James Hayward (Biology), Shandelle Henson (Mathematics)

Using mathematical models to predict haulout patterns of marine iguanas

Marine iguanas, a species endemic to the Galapagos Islands, spend most of their time "hauled out" on land but feed exclusively in the sea. We propose using mathematical models to describe, explain, and predict haulout behavior in these animals. The tendency to haul out in large aggregations makes marine iguanas behaviorally analogous to the marine birds and mammals which we have studied previously; marine iguanas differ, however, in that they are reptiles. A study of a reptilian group will allow us to extend our successful interdisciplinary methodology to another major taxonomic group. Accurate predictions of behavioral dynamics require the construction of compartmental mathematical models that operate on scales at which deterministic trends emerge from individual variability.
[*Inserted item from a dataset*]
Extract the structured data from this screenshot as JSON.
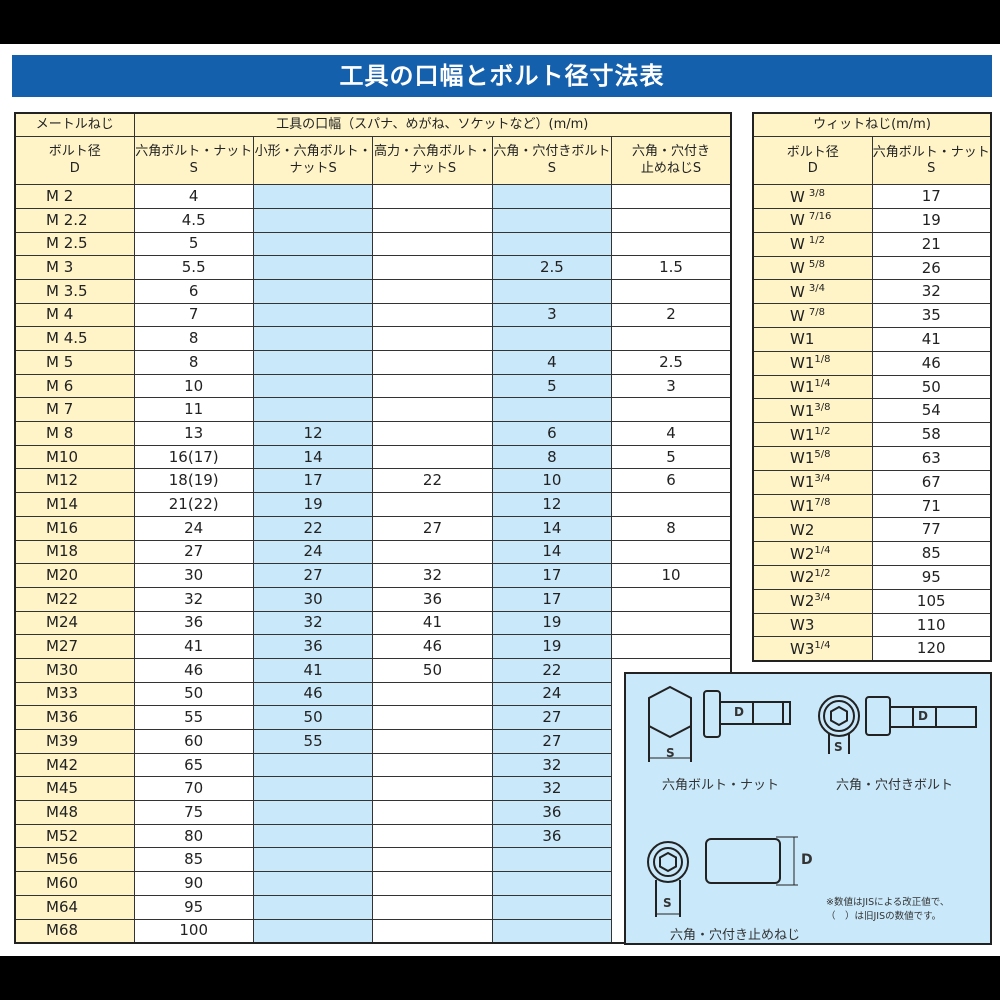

Tide height, time of day, air temperature, and other environmental variables are known to impact patterns of haulout in marine iguanas, but no previous study has incorporated these variables into a single integrated model. Integrating a suite of variables such as these into a single model is better suited to mathematical than to statistical techniques and will be more likely to provide a nuanced model for the behavior of this species. The modeling methodology (1) tests the null hypothesis that temporal haulout patterns of marine iguanas are independent of tide level, solar elevation, air temperature, and body size, and (2) tests a suite of alternative hypotheses that include these factors. Funds will be used for faculty and graduate student travel to the Galapagos Islands, local Galapagos transportation, a study permit, lodging, equipment, and supplies.